Over months I've read tons of articles about Go and best practices. Among those articles are numerous google searches and SOF searches regarding how to and the best way to serve static files.
This is what I currently have
fs := http.FileServer(http.Dir("static/"))
myRouter.PathPrefix("/static/").Handler(http.StripPrefix("/static/", fs))
myRouter.PathPrefix("/admin/static/").Handler(http.StripPrefix("/admin/static/", fs))
myRouter.PathPrefix("/admin/accounts/static/").Handler(http.StripPrefix("/admin/accounts/static/", fs))
myRouter.PathPrefix("/admin/admin_tools/static/").Handler(http.StripPrefix("/admin/admin_tools/static/", fs))
myRouter.PathPrefix("/admin/audit_tools/static/").Handler(http.StripPrefix("/admin/audit_tools/static/", fs))
myRouter.PathPrefix("/admin/demand/static/").Handler(http.StripPrefix("/admin/demand/static/", fs))
myRouter.PathPrefix("/admin/optimization/static/").Handler(http.StripPrefix("/admin/optimization/static/", fs))

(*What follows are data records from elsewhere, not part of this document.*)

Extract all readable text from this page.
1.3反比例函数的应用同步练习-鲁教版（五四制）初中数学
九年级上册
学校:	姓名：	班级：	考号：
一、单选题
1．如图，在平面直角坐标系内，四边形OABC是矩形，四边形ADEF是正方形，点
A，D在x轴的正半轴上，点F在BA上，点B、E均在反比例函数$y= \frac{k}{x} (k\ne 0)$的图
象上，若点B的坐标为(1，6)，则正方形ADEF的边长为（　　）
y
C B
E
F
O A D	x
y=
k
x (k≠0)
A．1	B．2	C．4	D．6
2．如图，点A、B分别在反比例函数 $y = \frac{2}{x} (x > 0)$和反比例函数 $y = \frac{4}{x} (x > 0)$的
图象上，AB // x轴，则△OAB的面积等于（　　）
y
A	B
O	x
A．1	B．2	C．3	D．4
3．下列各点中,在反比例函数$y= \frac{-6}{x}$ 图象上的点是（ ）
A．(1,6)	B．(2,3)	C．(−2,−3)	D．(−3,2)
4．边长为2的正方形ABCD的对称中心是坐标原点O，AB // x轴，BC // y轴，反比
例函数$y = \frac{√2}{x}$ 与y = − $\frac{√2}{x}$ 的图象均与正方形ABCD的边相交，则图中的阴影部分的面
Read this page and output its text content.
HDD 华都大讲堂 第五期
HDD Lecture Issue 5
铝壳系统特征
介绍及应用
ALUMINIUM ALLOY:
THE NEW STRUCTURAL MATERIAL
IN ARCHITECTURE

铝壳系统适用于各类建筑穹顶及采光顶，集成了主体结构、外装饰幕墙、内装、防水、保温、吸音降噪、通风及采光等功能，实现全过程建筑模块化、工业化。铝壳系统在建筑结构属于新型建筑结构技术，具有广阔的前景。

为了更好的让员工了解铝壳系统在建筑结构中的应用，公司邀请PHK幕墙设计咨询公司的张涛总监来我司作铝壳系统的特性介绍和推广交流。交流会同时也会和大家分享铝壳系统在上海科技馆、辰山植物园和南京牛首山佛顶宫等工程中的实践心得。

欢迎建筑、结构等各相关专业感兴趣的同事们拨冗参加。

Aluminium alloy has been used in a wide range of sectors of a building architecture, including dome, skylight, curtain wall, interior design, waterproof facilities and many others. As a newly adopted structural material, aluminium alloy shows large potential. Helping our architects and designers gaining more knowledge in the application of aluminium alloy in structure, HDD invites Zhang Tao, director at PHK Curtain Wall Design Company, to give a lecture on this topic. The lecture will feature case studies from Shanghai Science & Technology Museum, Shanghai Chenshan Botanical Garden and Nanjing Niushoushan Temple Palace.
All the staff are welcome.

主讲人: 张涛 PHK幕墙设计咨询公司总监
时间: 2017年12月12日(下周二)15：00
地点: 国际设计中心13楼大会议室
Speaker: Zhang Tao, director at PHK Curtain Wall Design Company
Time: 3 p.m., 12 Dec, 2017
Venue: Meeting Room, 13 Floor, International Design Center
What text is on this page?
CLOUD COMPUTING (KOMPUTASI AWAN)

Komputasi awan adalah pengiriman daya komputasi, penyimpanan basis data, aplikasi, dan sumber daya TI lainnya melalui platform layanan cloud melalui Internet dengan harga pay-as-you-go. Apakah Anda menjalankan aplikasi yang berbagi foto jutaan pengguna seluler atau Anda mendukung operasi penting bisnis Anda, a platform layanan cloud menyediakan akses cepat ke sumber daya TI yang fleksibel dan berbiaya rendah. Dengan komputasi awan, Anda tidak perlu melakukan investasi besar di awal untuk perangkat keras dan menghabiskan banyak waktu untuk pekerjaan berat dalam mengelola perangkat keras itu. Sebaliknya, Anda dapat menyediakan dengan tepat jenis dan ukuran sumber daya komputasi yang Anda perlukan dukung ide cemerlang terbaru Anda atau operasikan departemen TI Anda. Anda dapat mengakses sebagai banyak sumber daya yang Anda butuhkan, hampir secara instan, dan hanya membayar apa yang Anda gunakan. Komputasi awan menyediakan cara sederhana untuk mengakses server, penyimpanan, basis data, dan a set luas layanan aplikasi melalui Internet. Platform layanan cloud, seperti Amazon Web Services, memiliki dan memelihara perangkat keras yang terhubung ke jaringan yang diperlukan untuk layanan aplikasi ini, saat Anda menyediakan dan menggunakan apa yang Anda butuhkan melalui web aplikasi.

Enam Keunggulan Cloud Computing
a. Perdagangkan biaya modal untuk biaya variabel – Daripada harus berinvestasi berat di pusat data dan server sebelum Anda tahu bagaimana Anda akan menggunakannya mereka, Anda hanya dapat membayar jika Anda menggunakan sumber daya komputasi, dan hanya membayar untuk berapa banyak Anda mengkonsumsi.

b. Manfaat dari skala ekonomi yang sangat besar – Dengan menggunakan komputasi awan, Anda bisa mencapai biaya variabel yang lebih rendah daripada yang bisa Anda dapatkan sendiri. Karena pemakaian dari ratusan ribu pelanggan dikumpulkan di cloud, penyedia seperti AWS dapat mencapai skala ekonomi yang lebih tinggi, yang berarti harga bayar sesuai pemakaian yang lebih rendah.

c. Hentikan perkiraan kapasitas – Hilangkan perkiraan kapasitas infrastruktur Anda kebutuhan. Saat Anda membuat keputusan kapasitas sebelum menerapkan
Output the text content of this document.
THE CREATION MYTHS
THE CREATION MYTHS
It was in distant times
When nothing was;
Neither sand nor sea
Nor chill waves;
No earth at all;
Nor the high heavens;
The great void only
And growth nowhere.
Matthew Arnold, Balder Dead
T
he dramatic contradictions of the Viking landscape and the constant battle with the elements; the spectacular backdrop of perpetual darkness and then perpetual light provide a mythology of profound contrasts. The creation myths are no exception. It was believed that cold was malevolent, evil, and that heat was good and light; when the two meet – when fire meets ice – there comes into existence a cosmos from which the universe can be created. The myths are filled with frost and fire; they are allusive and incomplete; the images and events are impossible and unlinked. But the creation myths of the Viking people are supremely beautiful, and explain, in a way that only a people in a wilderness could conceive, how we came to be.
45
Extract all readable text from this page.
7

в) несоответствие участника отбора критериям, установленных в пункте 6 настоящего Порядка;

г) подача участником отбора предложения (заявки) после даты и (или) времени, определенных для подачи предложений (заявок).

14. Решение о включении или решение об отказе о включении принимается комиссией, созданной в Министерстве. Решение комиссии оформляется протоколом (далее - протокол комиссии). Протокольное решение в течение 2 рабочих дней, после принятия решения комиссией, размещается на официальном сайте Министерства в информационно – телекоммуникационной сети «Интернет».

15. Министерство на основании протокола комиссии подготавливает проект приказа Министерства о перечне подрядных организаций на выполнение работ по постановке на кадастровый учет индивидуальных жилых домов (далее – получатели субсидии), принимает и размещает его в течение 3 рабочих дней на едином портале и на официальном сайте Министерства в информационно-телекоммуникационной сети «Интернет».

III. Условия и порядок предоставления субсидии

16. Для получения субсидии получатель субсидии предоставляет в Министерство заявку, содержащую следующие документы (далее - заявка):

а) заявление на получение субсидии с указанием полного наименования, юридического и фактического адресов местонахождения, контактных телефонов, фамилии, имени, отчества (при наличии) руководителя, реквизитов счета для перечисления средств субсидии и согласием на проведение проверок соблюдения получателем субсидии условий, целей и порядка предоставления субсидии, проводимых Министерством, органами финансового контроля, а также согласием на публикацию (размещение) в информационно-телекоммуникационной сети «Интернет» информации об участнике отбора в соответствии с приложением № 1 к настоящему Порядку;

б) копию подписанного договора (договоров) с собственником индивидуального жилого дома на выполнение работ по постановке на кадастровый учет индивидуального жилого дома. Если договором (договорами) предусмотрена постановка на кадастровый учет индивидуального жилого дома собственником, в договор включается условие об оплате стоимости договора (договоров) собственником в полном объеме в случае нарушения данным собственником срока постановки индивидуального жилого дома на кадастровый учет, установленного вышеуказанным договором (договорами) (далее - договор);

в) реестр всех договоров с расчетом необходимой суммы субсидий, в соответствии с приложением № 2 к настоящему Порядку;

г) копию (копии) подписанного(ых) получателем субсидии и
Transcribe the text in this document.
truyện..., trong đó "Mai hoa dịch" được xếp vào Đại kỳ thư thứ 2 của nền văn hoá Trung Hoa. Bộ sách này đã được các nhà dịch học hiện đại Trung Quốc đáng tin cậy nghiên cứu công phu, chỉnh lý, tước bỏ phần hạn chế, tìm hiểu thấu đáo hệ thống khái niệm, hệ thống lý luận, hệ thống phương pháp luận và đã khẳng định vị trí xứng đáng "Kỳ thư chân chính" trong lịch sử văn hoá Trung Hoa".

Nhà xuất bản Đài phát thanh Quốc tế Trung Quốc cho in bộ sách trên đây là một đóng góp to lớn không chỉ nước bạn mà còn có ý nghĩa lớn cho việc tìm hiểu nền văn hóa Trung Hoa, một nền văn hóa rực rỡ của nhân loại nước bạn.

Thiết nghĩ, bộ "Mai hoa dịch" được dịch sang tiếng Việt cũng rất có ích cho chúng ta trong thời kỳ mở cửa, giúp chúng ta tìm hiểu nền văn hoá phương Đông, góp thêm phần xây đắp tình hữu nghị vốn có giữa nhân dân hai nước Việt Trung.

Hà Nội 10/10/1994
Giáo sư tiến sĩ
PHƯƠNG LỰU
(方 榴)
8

myRouter.PathPrefix("/admin/reports/static/").Handler(http.StripPrefix("/admin/reports/static/", fs))
myRouter.PathPrefix("/admin/setups/static/").Handler(http.StripPrefix("/admin/setups/static/", fs))
myRouter.PathPrefix("/admin/queue/static/").Handler(http.StripPrefix("/admin/queue/static/", fs))
myRouter.PathPrefix("/admin/tagservers/static/").Handler(http.StripPrefix("/admin/tagservers/static/", fs))
myRouter.PathPrefix("/admin/client/static/").Handler(http.StripPrefix("/admin/client/static/", fs))
myRouter.PathPrefix("/client/static/").Handler(http.StripPrefix("/client/static/", fs))
My issue with this is that for every path I have to add a new line to cover where the static files come from. Most examples show how it's done when you have a single landing page with no real navigations built into it. Coming from a Python background I suppose I was bit spoiled with some of the lightweight frameworks, such as Flask and Tornado, where one just points to the static folder once.
Another issue with this current setup is it doesn't play nice with NGINX. Again with frameworks like Flask and Tornado, all you have to do in NGINX is set the static location once. With Go I have to set the static location just like the code above (by defining each path).
Has anyone found a better way to serve static files? I know in theory a function could probably be written to automate it, but it wouldn't really change the fact that each path has to be accounted for on the app level and NGINX level.
UPDATE: In reply to @mkopriva I've attached two screenshots. The first is of the browser running the app with dev tools open to show the 404s on the static files. The Second is of the server code, to produce those errors all I did was comment out one line. The line that handles the audit_tools path. If I uncomment it everything routes no problem.
Edit, both @mkopriva and @sberry did a great job. I wish I could pick two correct answers.